Sequim executed its defensive game plan, took care of the ball down the stretch and knocked down 8-of-9 free throws with an unconventional lineup that had center Taylor Thorson at point.
“I wouldn’t say [I’m] surprised,” Glasser said of the Wolves’ run to state. “This was the goal all year long. We came about it a little bit differently than I thought.
“What surprised me was how our kids overcame adversity. The fact that we had guys out, injured and sick, and then [there were] people just flat out not thinking we could be here. But our kids believed and that was what I was happily surprised with.”
Glasser said the difference down the stretch, other than a healthy roster that is, was the team’s willingness to buy into roles.
“Each kid is starting to discover and really embrace their role,” Glasser said. “I think that’s the key. That’s what we struggled with last year, and this year our kids are embracing it and realizing that this is what we need to do, that we play to our strengths and stay away from our weaknesses.”

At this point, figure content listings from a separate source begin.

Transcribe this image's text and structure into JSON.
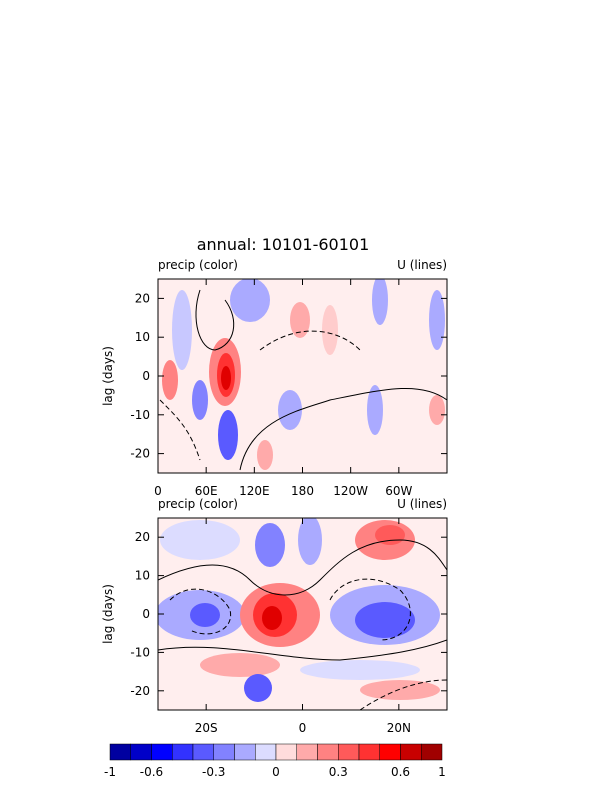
{
  "title": "annual: 10101-60101",
  "chart_data": [
    {
      "type": "contour",
      "left_label": "precip (color)",
      "right_label": "U (lines)",
      "ylabel": "lag (days)",
      "xlim": [
        0,
        360
      ],
      "xticks": [
        0,
        {
          "value": 60,
          "label": "60E"
        },
        {
          "value": 120,
          "label": "120E"
        },
        180,
        {
          "value": 240,
          "label": "120W"
        },
        {
          "value": 300,
          "label": "60W"
        }
      ],
      "ylim": [
        -25,
        25
      ],
      "yticks": [
        -20,
        -10,
        0,
        10,
        20
      ]
    },
    {
      "type": "contour",
      "left_label": "precip (color)",
      "right_label": "U (lines)",
      "ylabel": "lag (days)",
      "xlim": [
        -30,
        30
      ],
      "xticks": [
        {
          "value": -20,
          "label": "20S"
        },
        0,
        {
          "value": 20,
          "label": "20N"
        }
      ],
      "ylim": [
        -25,
        25
      ],
      "yticks": [
        -20,
        -10,
        0,
        10,
        20
      ]
    }
  ],
  "colorbar": {
    "levels": [
      -1,
      -0.8,
      -0.6,
      -0.5,
      -0.4,
      -0.3,
      -0.2,
      -0.1,
      0,
      0.1,
      0.2,
      0.3,
      0.4,
      0.5,
      0.6,
      0.8,
      1
    ],
    "colors": [
      "#0000a0",
      "#0000c8",
      "#0000ff",
      "#3232ff",
      "#5a5aff",
      "#8282ff",
      "#aaaaff",
      "#dcdcff",
      "#ffdcdc",
      "#ffaaaa",
      "#ff8282",
      "#ff5a5a",
      "#ff3232",
      "#ff0000",
      "#c80000",
      "#a00000"
    ],
    "ticks": [
      -1,
      -0.6,
      -0.3,
      0,
      0.3,
      0.6,
      1
    ]
  }
}
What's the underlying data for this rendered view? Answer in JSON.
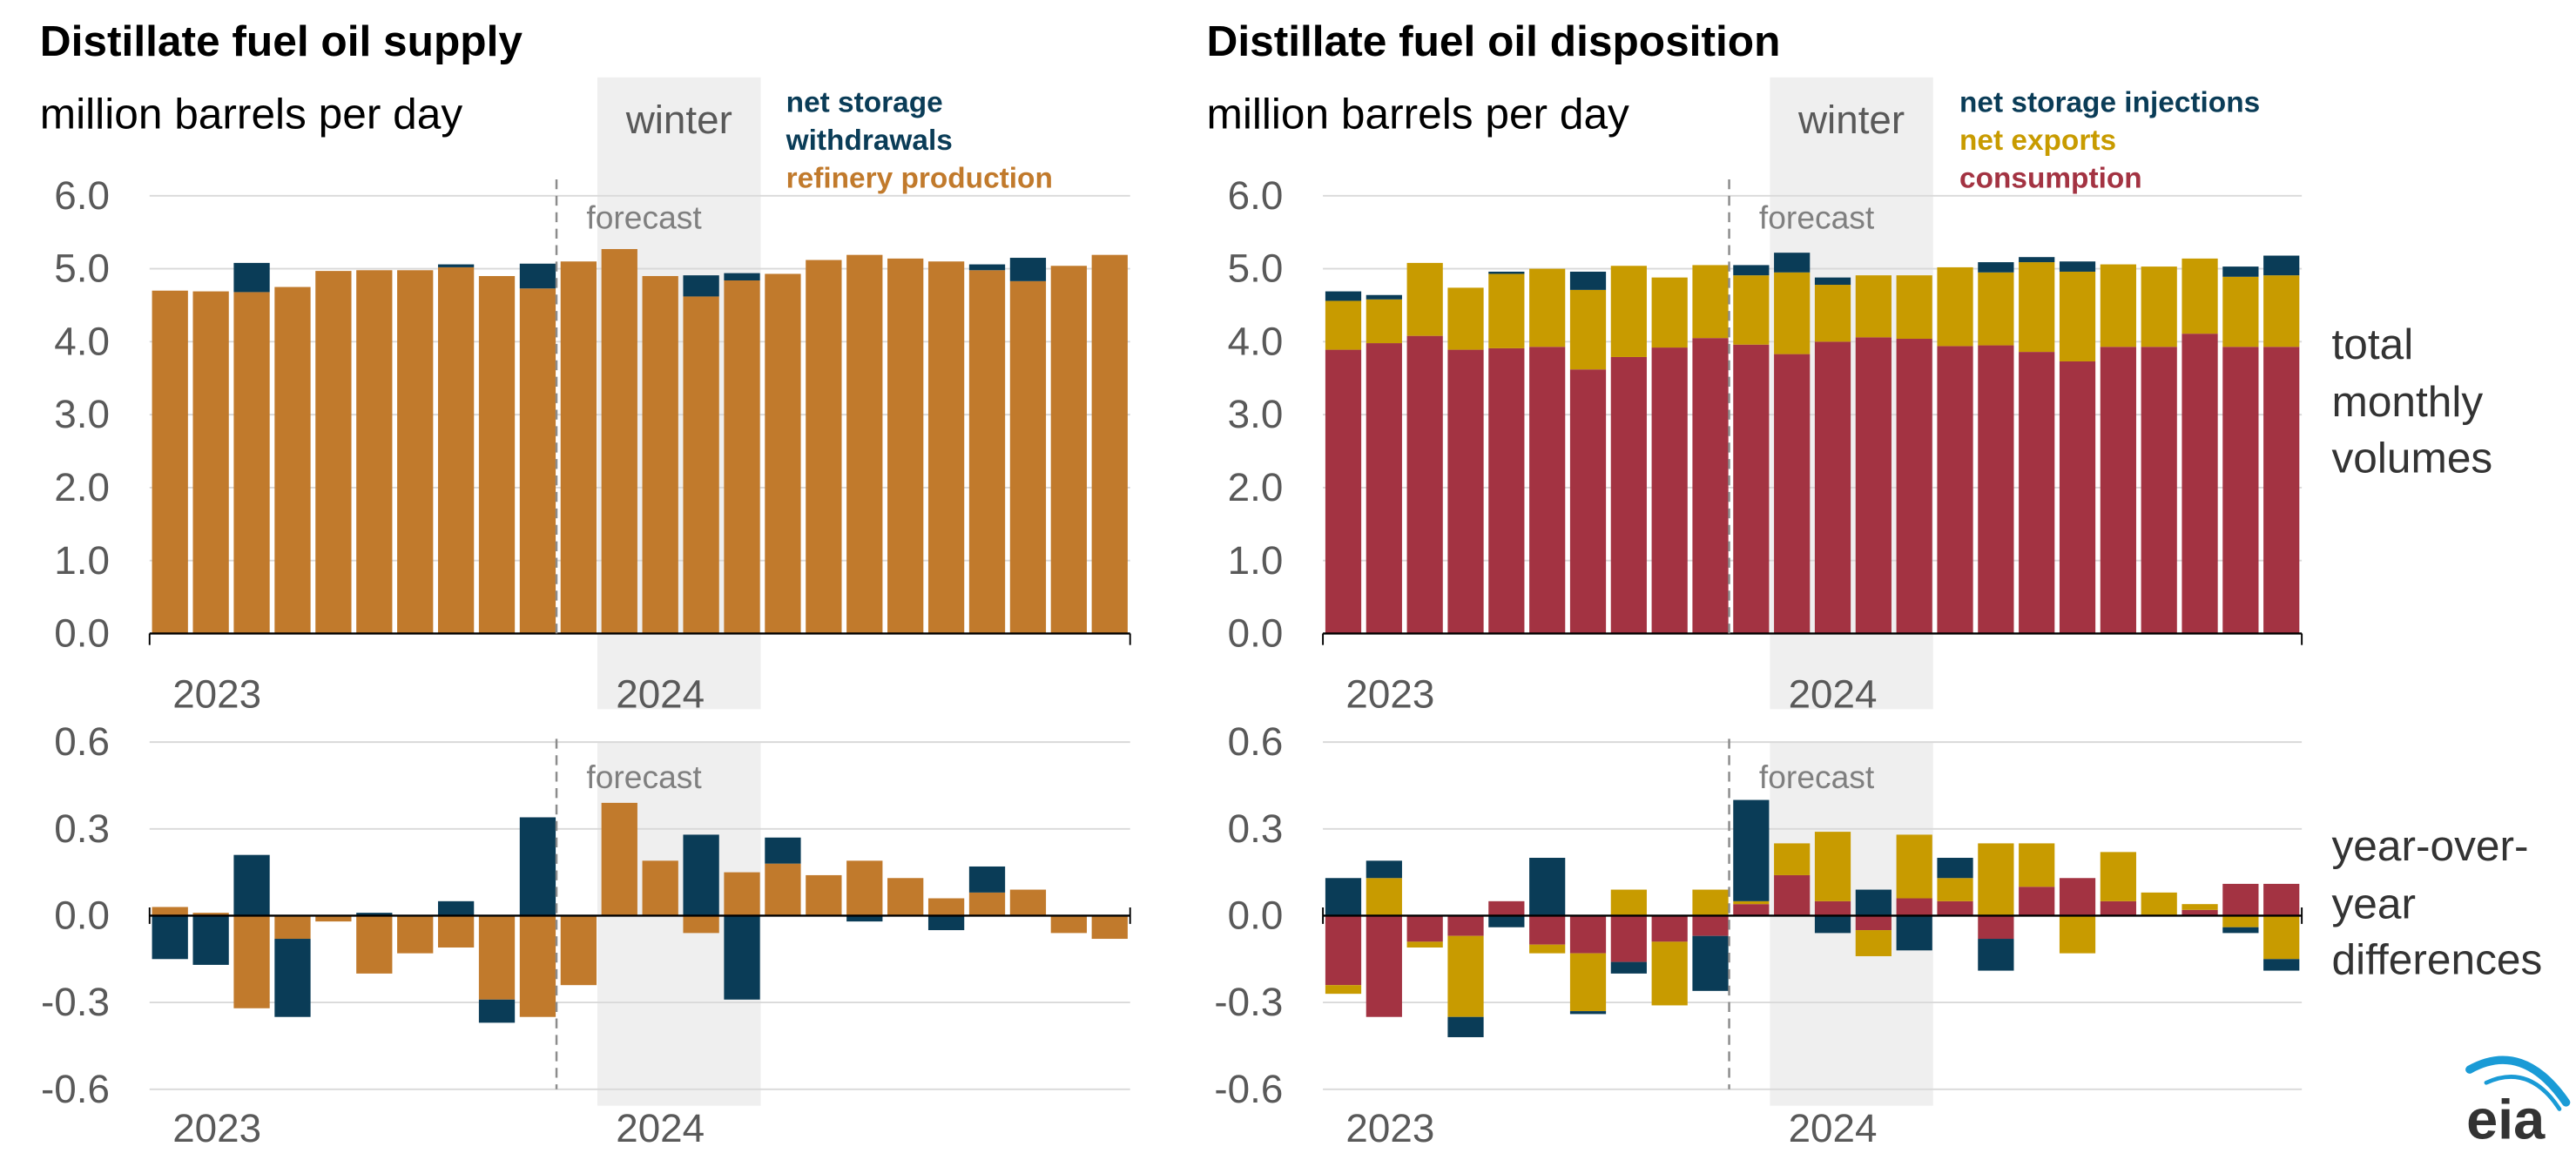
{
  "colors": {
    "storage": "#0a3c57",
    "refinery": "#c17a2c",
    "exports": "#c89b00",
    "consumption": "#a33342",
    "winter_shade": "#efefef",
    "grid": "#d9d9d9",
    "axis_text": "#595959",
    "forecast": "#8c8c8c",
    "eia_blue": "#1a9bd6"
  },
  "left": {
    "title": "Distillate fuel oil supply",
    "units": "million barrels per day",
    "winter_label": "winter",
    "forecast_label": "forecast",
    "legend": [
      "net storage",
      "withdrawals",
      "refinery production"
    ]
  },
  "right": {
    "title": "Distillate fuel oil disposition",
    "units": "million barrels per day",
    "winter_label": "winter",
    "forecast_label": "forecast",
    "legend": [
      "net storage injections",
      "net exports",
      "consumption"
    ]
  },
  "side_labels": {
    "top": [
      "total",
      "monthly",
      "volumes"
    ],
    "bottom": [
      "year-over-",
      "year",
      "differences"
    ]
  },
  "logo_text": "eia",
  "chart_data": [
    {
      "type": "bar",
      "stacked": true,
      "title": "Distillate fuel oil supply",
      "ylabel": "million barrels per day",
      "panel": "total monthly volumes",
      "ylim": [
        0,
        6
      ],
      "yticks": [
        "0.0",
        "1.0",
        "2.0",
        "3.0",
        "4.0",
        "5.0",
        "6.0"
      ],
      "year_labels": [
        "2023",
        "2024"
      ],
      "forecast_starts_index": 10,
      "winter_index_range": [
        11,
        15
      ],
      "series": [
        {
          "name": "refinery production",
          "color": "#c17a2c",
          "values": [
            4.7,
            4.69,
            4.68,
            4.75,
            4.97,
            4.98,
            4.98,
            5.02,
            4.9,
            4.73,
            5.1,
            5.27,
            4.9,
            4.62,
            4.84,
            4.93,
            5.12,
            5.19,
            5.14,
            5.1,
            4.98,
            4.83,
            5.04,
            5.19
          ]
        },
        {
          "name": "net storage withdrawals",
          "color": "#0a3c57",
          "values": [
            0,
            0,
            0.4,
            0,
            0,
            0,
            0,
            0.04,
            0,
            0.34,
            0,
            0,
            0,
            0.29,
            0.1,
            0,
            0,
            0,
            0,
            0,
            0.08,
            0.32,
            0,
            0
          ]
        }
      ]
    },
    {
      "type": "bar",
      "stacked": true,
      "title": "Distillate fuel oil disposition",
      "ylabel": "million barrels per day",
      "panel": "total monthly volumes",
      "ylim": [
        0,
        6
      ],
      "yticks": [
        "0.0",
        "1.0",
        "2.0",
        "3.0",
        "4.0",
        "5.0",
        "6.0"
      ],
      "year_labels": [
        "2023",
        "2024"
      ],
      "forecast_starts_index": 10,
      "winter_index_range": [
        11,
        15
      ],
      "series": [
        {
          "name": "consumption",
          "color": "#a33342",
          "values": [
            3.89,
            3.98,
            4.08,
            3.89,
            3.91,
            3.93,
            3.62,
            3.79,
            3.92,
            4.05,
            3.96,
            3.83,
            4.0,
            4.06,
            4.04,
            3.94,
            3.95,
            3.86,
            3.73,
            3.93,
            3.93,
            4.11,
            3.93,
            3.93
          ]
        },
        {
          "name": "net exports",
          "color": "#c89b00",
          "values": [
            0.67,
            0.6,
            1.0,
            0.85,
            1.02,
            1.07,
            1.09,
            1.25,
            0.96,
            1.0,
            0.95,
            1.12,
            0.78,
            0.85,
            0.87,
            1.08,
            1.0,
            1.23,
            1.23,
            1.13,
            1.1,
            1.03,
            0.96,
            0.98
          ]
        },
        {
          "name": "net storage injections",
          "color": "#0a3c57",
          "values": [
            0.13,
            0.06,
            0,
            0,
            0.03,
            0,
            0.25,
            0,
            0,
            0,
            0.14,
            0.27,
            0.1,
            0,
            0,
            0,
            0.14,
            0.07,
            0.14,
            0,
            0,
            0,
            0.14,
            0.27
          ]
        }
      ]
    },
    {
      "type": "bar",
      "stacked": true,
      "title": "Distillate fuel oil supply",
      "panel": "year-over-year differences",
      "ylim": [
        -0.6,
        0.6
      ],
      "yticks": [
        "-0.6",
        "-0.3",
        "0.0",
        "0.3",
        "0.6"
      ],
      "year_labels": [
        "2023",
        "2024"
      ],
      "forecast_starts_index": 10,
      "winter_index_range": [
        11,
        15
      ],
      "series": [
        {
          "name": "refinery production",
          "color": "#c17a2c",
          "values": [
            0.03,
            0.01,
            -0.32,
            -0.08,
            -0.02,
            -0.2,
            -0.13,
            -0.11,
            -0.29,
            -0.35,
            -0.24,
            0.39,
            0.19,
            -0.06,
            0.15,
            0.18,
            0.14,
            0.19,
            0.13,
            0.06,
            0.08,
            0.09,
            -0.06,
            -0.08
          ]
        },
        {
          "name": "net storage withdrawals",
          "color": "#0a3c57",
          "values": [
            -0.15,
            -0.17,
            0.21,
            -0.27,
            0,
            0.01,
            0,
            0.05,
            -0.08,
            0.34,
            0,
            0,
            0,
            0.28,
            -0.29,
            0.09,
            0,
            -0.02,
            0,
            -0.05,
            0.09,
            0,
            0,
            0
          ]
        }
      ]
    },
    {
      "type": "bar",
      "stacked": true,
      "title": "Distillate fuel oil disposition",
      "panel": "year-over-year differences",
      "ylim": [
        -0.6,
        0.6
      ],
      "yticks": [
        "-0.6",
        "-0.3",
        "0.0",
        "0.3",
        "0.6"
      ],
      "year_labels": [
        "2023",
        "2024"
      ],
      "forecast_starts_index": 10,
      "winter_index_range": [
        11,
        15
      ],
      "series": [
        {
          "name": "consumption",
          "color": "#a33342",
          "values": [
            -0.24,
            -0.35,
            -0.09,
            -0.07,
            0.05,
            -0.1,
            -0.13,
            -0.16,
            -0.09,
            -0.07,
            0.04,
            0.14,
            0.05,
            -0.05,
            0.06,
            0.05,
            -0.08,
            0.1,
            0.13,
            0.05,
            0,
            0.02,
            0.11,
            0.11
          ]
        },
        {
          "name": "net exports",
          "color": "#c89b00",
          "values": [
            -0.03,
            0.13,
            -0.02,
            -0.28,
            0,
            -0.03,
            -0.2,
            0.09,
            -0.22,
            0.09,
            0.01,
            0.11,
            0.24,
            -0.09,
            0.22,
            0.08,
            0.25,
            0.15,
            -0.13,
            0.17,
            0.08,
            0.02,
            -0.04,
            -0.15
          ]
        },
        {
          "name": "net storage injections",
          "color": "#0a3c57",
          "values": [
            0.13,
            0.06,
            0,
            -0.07,
            -0.04,
            0.2,
            -0.01,
            -0.04,
            0,
            -0.19,
            0.35,
            0,
            -0.06,
            0.09,
            -0.12,
            0.07,
            -0.11,
            0,
            0,
            0,
            0,
            0,
            -0.02,
            -0.04
          ]
        }
      ]
    }
  ]
}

For Ary Webb, that means taking all the big shots, while brother Corbin Webb (1.2 assists per game) distributes, junior forwards John Textor, Jeremie Oliver and Catelli fly around defensively. Seniors Taylor Thorson and Reed Omdal fill in the blanks.
Textor in particular has stepped up his game this season.

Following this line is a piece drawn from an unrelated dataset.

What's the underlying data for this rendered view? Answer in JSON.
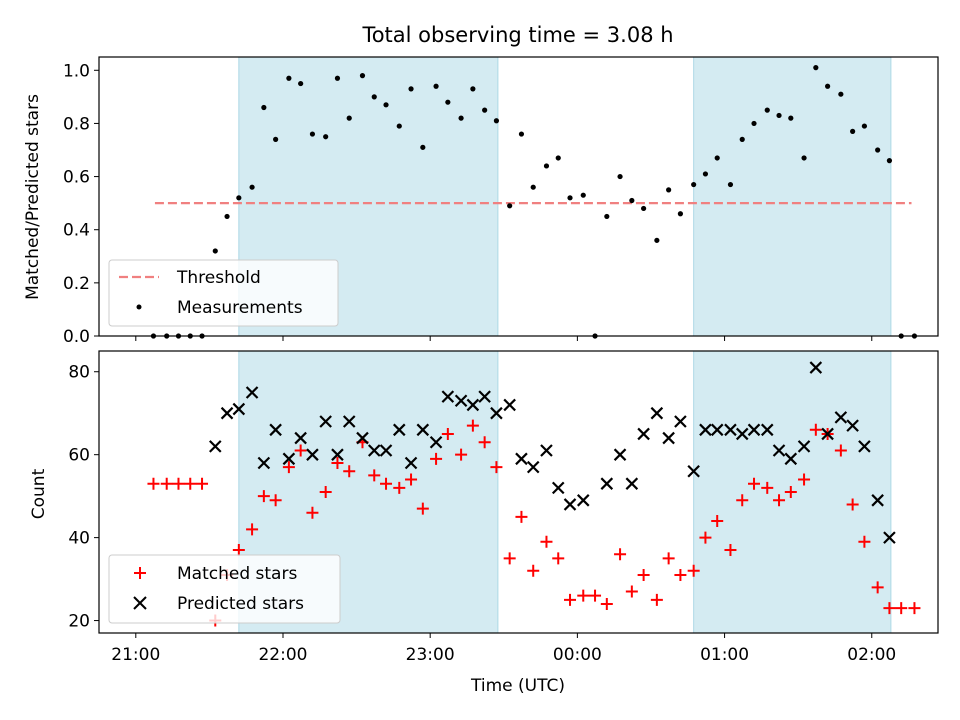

The long-armed leaper transformed into a deadly slasher (10.8 ppg) and ball hawker (3.3 steals and 4.7 rebounds per game) this season, giving Sequim a nice second option to Ary Webb.
And just like the rest of the Wolves, Textor plays best with a chip on his shoulder.
“We wanted to prove everyone wrong, and it seems like we kind of did,” the 6-foot-2 junior said. “When we play together, we play really well.”
The last group of Wolves to visit state in 2007, a team Ary Webb played on as a sophomore, were two losses and done. The goal this year is to better that by at least one.
Sequim certainly has nothing to lose, not to mention a decent draw devoid of daunting teams like top-ranked Squalicum and No. 2 Mark Morris.
Tonight’s opponent, Clarkston, won its district after claiming three straight, including a victory over No. 8 West Valley of Spokane last Friday. Yet as the second-place team out of the Great Northern League, the Bantams are by no means juggernauts.
“We’re going [to state] to get a win,” said Glasser, who led the girls team to state two years ago. “I think that our kids have a great shot.
“We’re the underdog. Not many people know a lot about us. Maybe they are not paying attention to us. That’s fine. Hopefully we can sneak up on somebody and surprise a few people.”